REVUE DE PRESSE - Les éditorialistes sont partagés ce lundi sur le sens à donner au discours du Président devant le Parlement réuni à Versailles...
La séparation des pouvoirs est-elle mise en danger par
ce discours du «Président-soleil», comme l'écrivent ce lundi «La République du Centre» (Jacques Camus), «La Montagne» (Xavier Penon) ou «La Nouvelle République du Centre Ouest» (Jean-Pierre Bel). C'est en tout cas «du jamais vu depuis Charles-Louis Napoléon Bonaparte, dit le Petit», assure Francis Brochet («Le Progrès de Lyon»).
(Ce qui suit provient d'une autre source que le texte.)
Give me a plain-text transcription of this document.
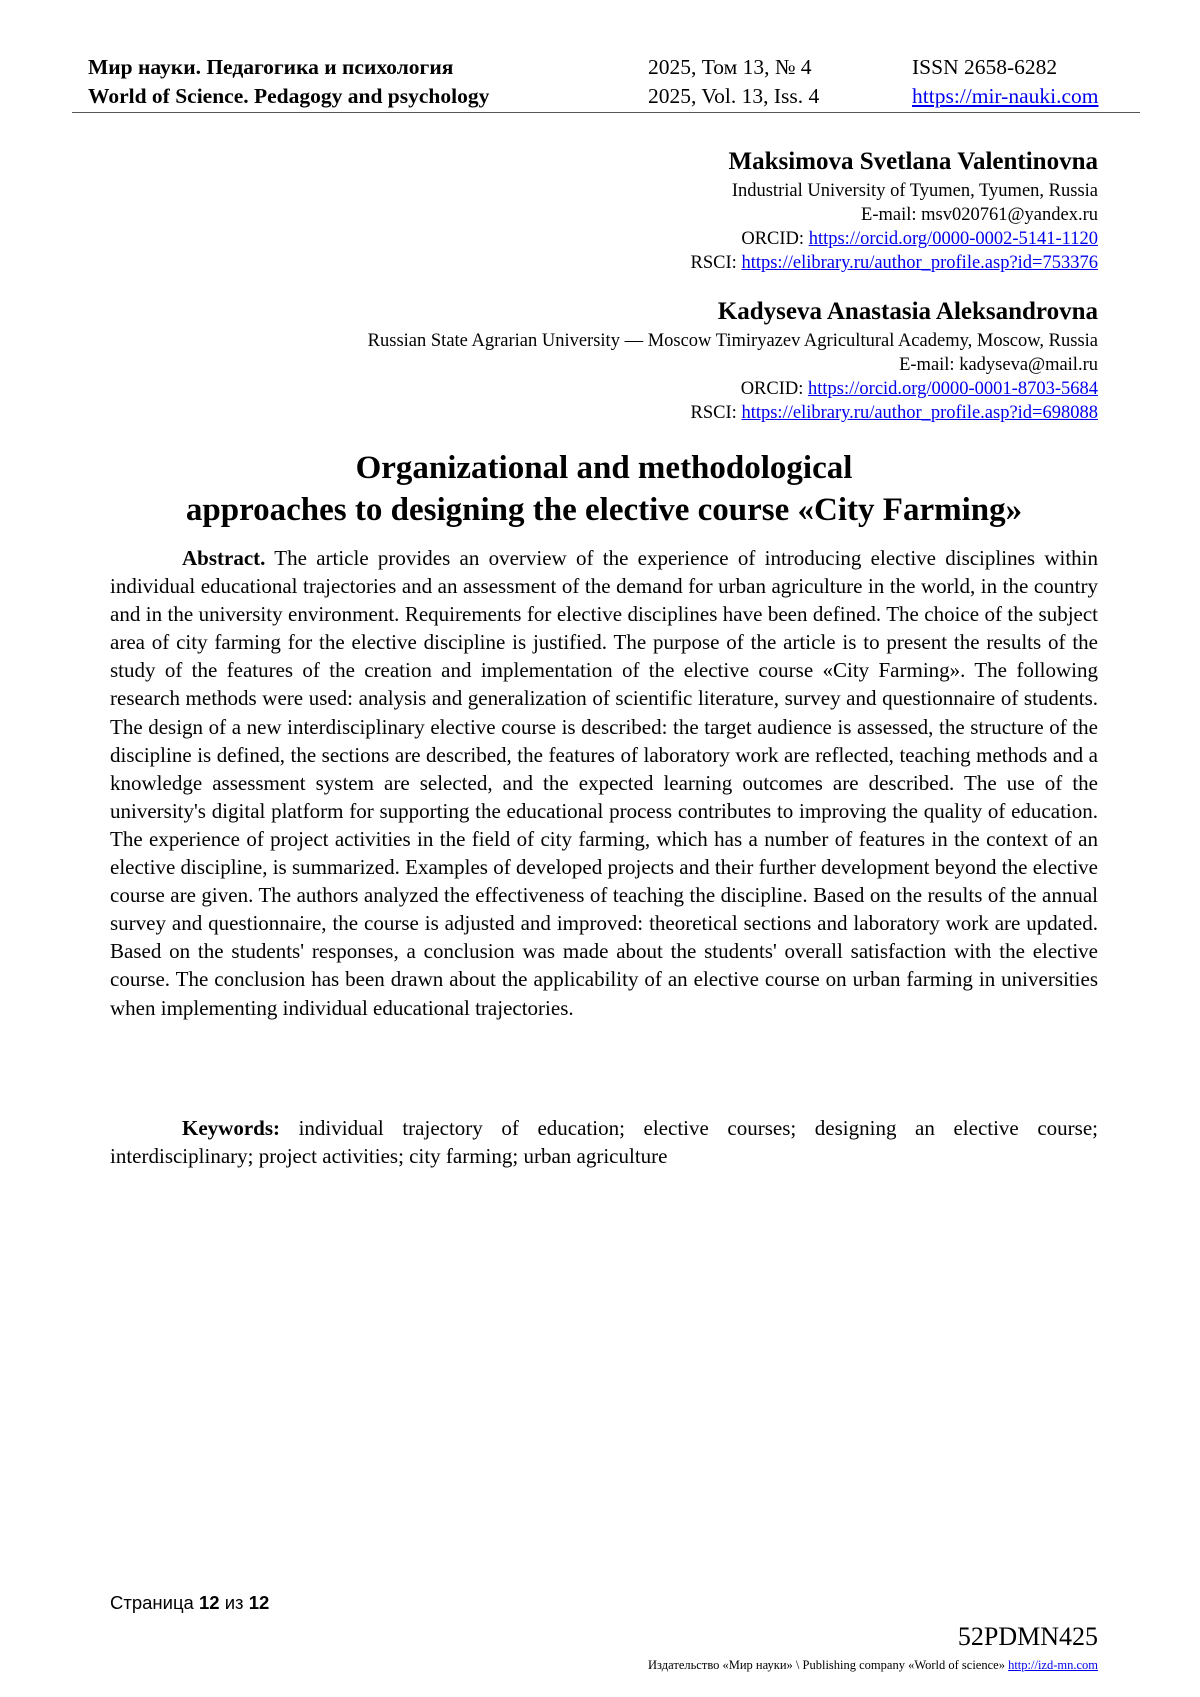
Мир науки. Педагогика и психология
World of Science. Pedagogy and psychology
2025, Том 13, № 4
2025, Vol. 13, Iss. 4
ISSN 2658-6282
https://mir-nauki.com
Maksimova Svetlana Valentinovna
Industrial University of Tyumen, Tyumen, Russia
E-mail: msv020761@yandex.ru
ORCID: https://orcid.org/0000-0002-5141-1120
RSCI: https://elibrary.ru/author_profile.asp?id=753376
Kadyseva Anastasia Aleksandrovna
Russian State Agrarian University — Moscow Timiryazev Agricultural Academy, Moscow, Russia
E-mail: kadyseva@mail.ru
ORCID: https://orcid.org/0000-0001-8703-5684
RSCI: https://elibrary.ru/author_profile.asp?id=698088
Organizational and methodological
approaches to designing the elective course «City Farming»

Abstract. The article provides an overview of the experience of introducing elective disciplines within individual educational trajectories and an assessment of the demand for urban agriculture in the world, in the country and in the university environment. Requirements for elective disciplines have been defined. The choice of the subject area of city farming for the elective discipline is justified. The purpose of the article is to present the results of the study of the features of the creation and implementation of the elective course «City Farming». The following research methods were used: analysis and generalization of scientific literature, survey and questionnaire of students. The design of a new interdisciplinary elective course is described: the target audience is assessed, the structure of the discipline is defined, the sections are described, the features of laboratory work are reflected, teaching methods and a knowledge assessment system are selected, and the expected learning outcomes are described. The use of the university's digital platform for supporting the educational process contributes to improving the quality of education. The experience of project activities in the field of city farming, which has a number of features in the context of an elective discipline, is summarized. Examples of developed projects and their further development beyond the elective course are given. The authors analyzed the effectiveness of teaching the discipline. Based on the results of the annual survey and questionnaire, the course is adjusted and improved: theoretical sections and laboratory work are updated. Based on the students' responses, a conclusion was made about the students' overall satisfaction with the elective course. The conclusion has been drawn about the applicability of an elective course on urban farming in universities when implementing individual educational trajectories.

Keywords: individual trajectory of education; elective courses; designing an elective course; interdisciplinary; project activities; city farming; urban agriculture

Страница 12 из 12
52PDMN425
Издательство «Мир науки» \ Publishing company «World of science» http://izd-mn.com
Pourtant, cette intervention est un droit «désormais constitutionnel», explique Laurent Joffrin dans «Libération», qui demande benoîtement: «Faut-il boycotter la Constitution?» Même tonalité au «Télégramme», où Christine Clerc estime qu'il «ne s'agit pas aujourd'hui pour les députés et sénateurs de voter une nouvelle réforme de la Constitution. Mais de l'appliquer».
«Démocratie aseptisée»
Dans «Le Figaro», Paul-Henri du Limbert s'interroge: «La République va-t-elle vaciller sur ses bases». «Évidemment non», répond-il, même si «la gauche aimerait le croire».
D'autres sont plus balancés, a l'instar de «L'Alsace», où André Schlecht pense que l'exercice ne vaut que si «l'avantage donné au chef de l'État est compensé par un meilleur équilibrage des pouvoirs». «Il reste du chemin», note-t-il. «Le Courrier Picard» (Francis Lachat) regrette que l'on soit «dans une forme de démocratie aseptisée, étrangère au débat contradictoire».
«Balancement ridicule des socialistes»
Le «Républicain Lorrain» condamne à cet égard «le balancement ridicule des socialistes, qui iront à Versailles en auditeurs passifs, et le boycott décidé par les Verts et les communistes» autant de révélateurs «du désarroi de la gauche face à un président qui impose sa loi et son rythme».
«Ouest-France» aussi, sous la plume de Michel Urvoy, s'étonne de «la chaise vide de l'opposition (qui) paraît alors exagérée : l'opinion ne comprendra pas ce refus de s'exprimer quand elle se plaint, par ailleurs, d'être brimée à l'Assemblée».
«Phase deux de l'offensive contre le modèle social français»
Bruno Dive, dans «Sud-Ouest», ne voit lui rien de choquant dans le fait que «le Président s'adresse aux Français à travers leurs représentants élus, plutôt que par le biais de la télévision».
Enfin sur le fond, d'autres journaux voient ce discours comme une étape dans le quinquennat. Et dans ce registre, «L'Humanité» n'y va pas par quatre chemins: «Nicolas Sarkozy, écrit Maurice Ulrich, pense donc le moment venu de passer à la phase deux de son offensive contre le modèle social français. Les travailleurs et les plus modestes sont en train de payer la crise et la grande purge de l'économie ... Mais ça, Nicolas Sarkozy ne le dira pas».